Le président ukrainien Volodymyr Zelensky a déclaré lundi qu’il espérait toujours la tenue de pourparlers Ukraine-Russie-Etats-Unis entre les 5 et 8 mars, en dépit de la guerre au Moyen-Orient qui inquiète Kyiv concernant un potentiel impact sur les livraisons de systèmes de défense antiaérienne.
Une nouvelle session de pourparlers entre Kyiv et Moscou, sous médiation américaine, était envisagée début mars aux Émirats arabes unis, à Abou Dhabi, pour tenter de trouver une issue à la guerre en Ukraine entrée dans sa cinquième année.
Mais le conflit qui s’étend au Moyen-Orient, déclenché par des frappes massives sur l’Iran menées par les États-Unis et Israël depuis ce week-end, met en doute la possibilité d’organiser un nouveau cycle de négociations aux Émirats arabes unis.
«À cause des combats en cours, nous ne pouvons pas confirmer aujourd’hui que la rencontre aura lieu à Abou Dhabi, mais personne ne l’a annulée. La rencontre devrait avoir lieu», a affirmé M. Zelensky en réponse à des questions de journalistes, dont l’AFP.

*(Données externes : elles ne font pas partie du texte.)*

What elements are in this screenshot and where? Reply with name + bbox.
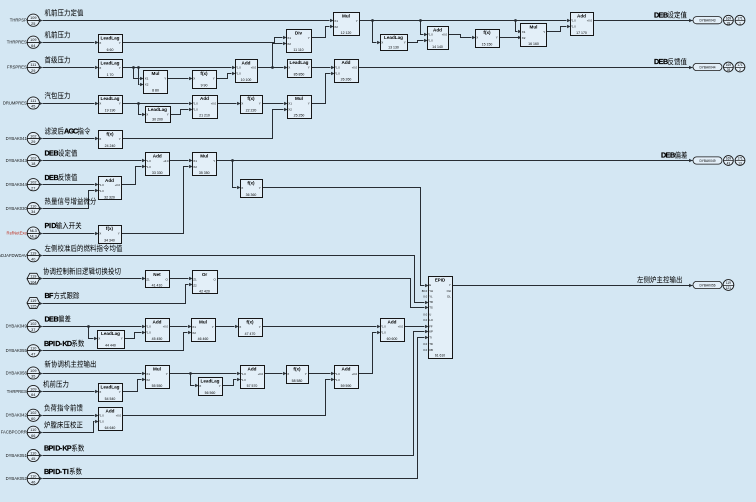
svg-text:45: 45 xyxy=(31,457,35,461)
svg-text:28: 28 xyxy=(727,68,731,72)
svg-text:YH: YH xyxy=(429,289,433,293)
svg-text:169: 169 xyxy=(726,157,732,161)
svg-text:*1.0: *1.0 xyxy=(99,183,104,187)
svg-text:P: P xyxy=(67,444,72,453)
svg-text:+0.0: +0.0 xyxy=(115,183,121,187)
svg-text:109: 109 xyxy=(30,369,36,373)
svg-text:21 210: 21 210 xyxy=(199,114,210,118)
svg-text:LeadLag: LeadLag xyxy=(148,107,167,112)
svg-text:119: 119 xyxy=(30,252,36,256)
svg-text:111: 111 xyxy=(30,63,36,67)
svg-text:*1.0: *1.0 xyxy=(428,33,433,37)
svg-text:I: I xyxy=(67,467,69,476)
svg-text:54 540: 54 540 xyxy=(105,397,116,401)
svg-text:6 60: 6 60 xyxy=(107,48,114,52)
svg-text:+0.0: +0.0 xyxy=(587,19,593,23)
svg-text:Y: Y xyxy=(119,41,121,45)
svg-text:FF: FF xyxy=(429,324,433,328)
svg-text:Y: Y xyxy=(167,113,169,117)
svg-text:169: 169 xyxy=(726,63,732,67)
svg-text:X1: X1 xyxy=(287,36,291,40)
svg-text:Y: Y xyxy=(219,384,221,388)
svg-text:Add: Add xyxy=(153,319,162,324)
svg-text:THRPRES: THRPRES xyxy=(7,40,27,45)
svg-text:57 570: 57 570 xyxy=(247,384,258,388)
svg-text:Add: Add xyxy=(106,409,115,414)
svg-text:RefNetExe: RefNetExe xyxy=(7,230,28,235)
svg-text:1: 1 xyxy=(739,21,741,25)
svg-text:47 470: 47 470 xyxy=(245,332,256,336)
svg-text:X: X xyxy=(99,137,101,141)
svg-text:DYBAK049: DYBAK049 xyxy=(6,324,28,329)
svg-text:DYBAK030: DYBAK030 xyxy=(6,206,28,211)
svg-text:f(x): f(x) xyxy=(293,367,301,372)
svg-text:0.0: 0.0 xyxy=(423,318,427,322)
svg-text:34: 34 xyxy=(31,210,35,214)
svg-text:Y: Y xyxy=(259,102,261,106)
svg-text:55 550: 55 550 xyxy=(152,384,163,388)
svg-text:46: 46 xyxy=(31,480,35,484)
svg-text:Add: Add xyxy=(342,367,351,372)
svg-text:TR: TR xyxy=(429,300,433,304)
svg-text:Mul: Mul xyxy=(199,319,207,324)
svg-text:X: X xyxy=(146,113,148,117)
svg-text:*1.0: *1.0 xyxy=(571,19,576,23)
svg-text:DYBAK056: DYBAK056 xyxy=(699,283,715,287)
svg-text:OH: OH xyxy=(447,289,451,293)
svg-text:45: 45 xyxy=(31,105,35,109)
svg-text:24 240: 24 240 xyxy=(105,144,116,148)
svg-text:Y: Y xyxy=(213,159,215,163)
svg-text:58 580: 58 580 xyxy=(292,379,303,383)
svg-text:TS: TS xyxy=(429,306,433,310)
svg-text:X: X xyxy=(193,77,195,81)
svg-text:32 320: 32 320 xyxy=(104,195,115,199)
svg-text:66: 66 xyxy=(31,434,35,438)
svg-text:DYBAK043: DYBAK043 xyxy=(699,19,715,23)
svg-text:102: 102 xyxy=(30,181,36,185)
svg-text:Add: Add xyxy=(388,319,397,324)
svg-text:f(x): f(x) xyxy=(247,181,255,186)
svg-text:YL: YL xyxy=(429,295,433,299)
svg-text:X2: X2 xyxy=(522,36,526,40)
svg-text:17 170: 17 170 xyxy=(576,31,587,35)
svg-text:33 330: 33 330 xyxy=(152,171,163,175)
svg-text:TI: TI xyxy=(429,336,432,340)
svg-text:X: X xyxy=(99,102,101,106)
svg-text:KP: KP xyxy=(429,330,433,334)
svg-text:Z2: Z2 xyxy=(193,283,197,287)
svg-text:109: 109 xyxy=(30,38,36,42)
svg-text:61 610: 61 610 xyxy=(435,353,445,357)
svg-text:Add: Add xyxy=(200,96,209,101)
svg-text:DYBAK044: DYBAK044 xyxy=(699,65,715,69)
svg-text:28: 28 xyxy=(727,21,731,25)
svg-text:Y: Y xyxy=(118,232,120,236)
svg-text:*1.0: *1.0 xyxy=(236,72,241,76)
svg-text:46 460: 46 460 xyxy=(198,337,209,341)
svg-text:Add: Add xyxy=(342,60,351,65)
svg-text:30 200: 30 200 xyxy=(152,118,163,122)
svg-text:64 640: 64 640 xyxy=(105,426,116,430)
svg-text:DYBAK056: DYBAK056 xyxy=(6,370,28,375)
svg-text:*1.0: *1.0 xyxy=(381,325,386,329)
svg-text:56 560: 56 560 xyxy=(205,391,216,395)
svg-text:121: 121 xyxy=(726,286,732,290)
svg-text:Y: Y xyxy=(496,36,498,40)
svg-text:2: 2 xyxy=(739,68,741,72)
svg-text:Or: Or xyxy=(202,272,208,277)
svg-text:B: B xyxy=(670,151,675,160)
svg-text:171: 171 xyxy=(737,157,743,161)
svg-text:16 160: 16 160 xyxy=(528,42,539,46)
svg-text:Y: Y xyxy=(119,137,121,141)
svg-text:f(x): f(x) xyxy=(246,319,254,324)
svg-text:0.0: 0.0 xyxy=(423,348,427,352)
svg-text:Add: Add xyxy=(242,61,251,66)
svg-text:44 440: 44 440 xyxy=(105,344,116,348)
svg-text:9 90: 9 90 xyxy=(201,84,208,88)
svg-text:TD: TD xyxy=(429,342,433,346)
svg-text:*1.0: *1.0 xyxy=(571,25,576,29)
svg-text:f(x): f(x) xyxy=(483,30,491,35)
svg-text:LeadLag: LeadLag xyxy=(101,331,120,336)
svg-text:X2: X2 xyxy=(193,165,197,169)
svg-text:26 260: 26 260 xyxy=(341,78,352,82)
svg-text:111: 111 xyxy=(30,99,36,103)
svg-text:25: 25 xyxy=(31,22,35,26)
svg-text:60: 60 xyxy=(31,417,35,421)
svg-text:*1.0: *1.0 xyxy=(193,101,198,105)
svg-text:X1: X1 xyxy=(192,325,196,329)
svg-text:B: B xyxy=(54,314,59,323)
svg-text:X1: X1 xyxy=(145,77,149,81)
svg-text:NL3: NL3 xyxy=(30,229,37,233)
svg-text:1 70: 1 70 xyxy=(107,73,114,77)
svg-text:THRPRES: THRPRES xyxy=(7,389,27,394)
svg-text:18: 18 xyxy=(31,162,35,166)
svg-text:+0.0: +0.0 xyxy=(211,101,217,105)
svg-text:DYBAK042: DYBAK042 xyxy=(6,413,28,418)
svg-text:X: X xyxy=(288,66,290,70)
svg-text:Mul: Mul xyxy=(342,13,350,18)
svg-text:Y: Y xyxy=(212,325,214,329)
svg-text:19 190: 19 190 xyxy=(105,109,116,113)
svg-text:FRSPRES: FRSPRES xyxy=(7,65,27,70)
svg-text:FACBPCORR: FACBPCORR xyxy=(1,430,27,435)
svg-text:+0.0: +0.0 xyxy=(442,33,448,37)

Il a ajouté que la Turquie et la Suisse pouvaient représenter des alternatives pour accueillir ces pourparlers, en cas de «difficultés avec Abou Dhabi à cause des missiles et des drones».
Moscou a de son côté affirmé que «la poursuite de ces négociations» reste «dans (l’)intérêt» de la Russie.
«Nous restons entièrement ouverts à ces négociations, nous continuons absolument d’apprécier les efforts de médiation déployés par les États-Unis», a déclaré lundi le porte-parole du Kremlin Dmitri Peskov lors de son breffage quotidien auquel participait l’AFP.
Kyiv s’inquiète par ailleurs d’un impact du conflit au Moyen-Orient sur les livraisons d’équipements à l’Ukraine, essentiels pour sa défense antiaérienne face aux frappes russes quotidiennes.
«Bien sûr, cette question nous préoccupe et c’est pourquoi nous sommes en contact avec nos partenaires», a déclaré M. Zelensky, tout en assurant n’avoir pas encore reçu de «signaux» en ce sens de la part des Européens ou Américains.
«Mais nous comprenons nous-mêmes qu’une guerre prolongée — si elle est prolongée — et l’intensité des hostilités vont affecter la quantité de défense aérienne pour nous», a-t-il ajouté.
Au moins cinq personnes sont mortes dans des frappes russes sur plusieurs régions de l’Ukraine dans la nuit de dimanche à lundi et au petit matin, selon les autorités locales.
Les rencontres entre Kyiv et Moscou ces derniers mois n’ont pour l’heure pas permis d’avancées concrètes, malgré la pression de Washington pour trouver une issue à la guerre, le conflit le plus meurtrier en Europe depuis la Deuxième guerre mondiale.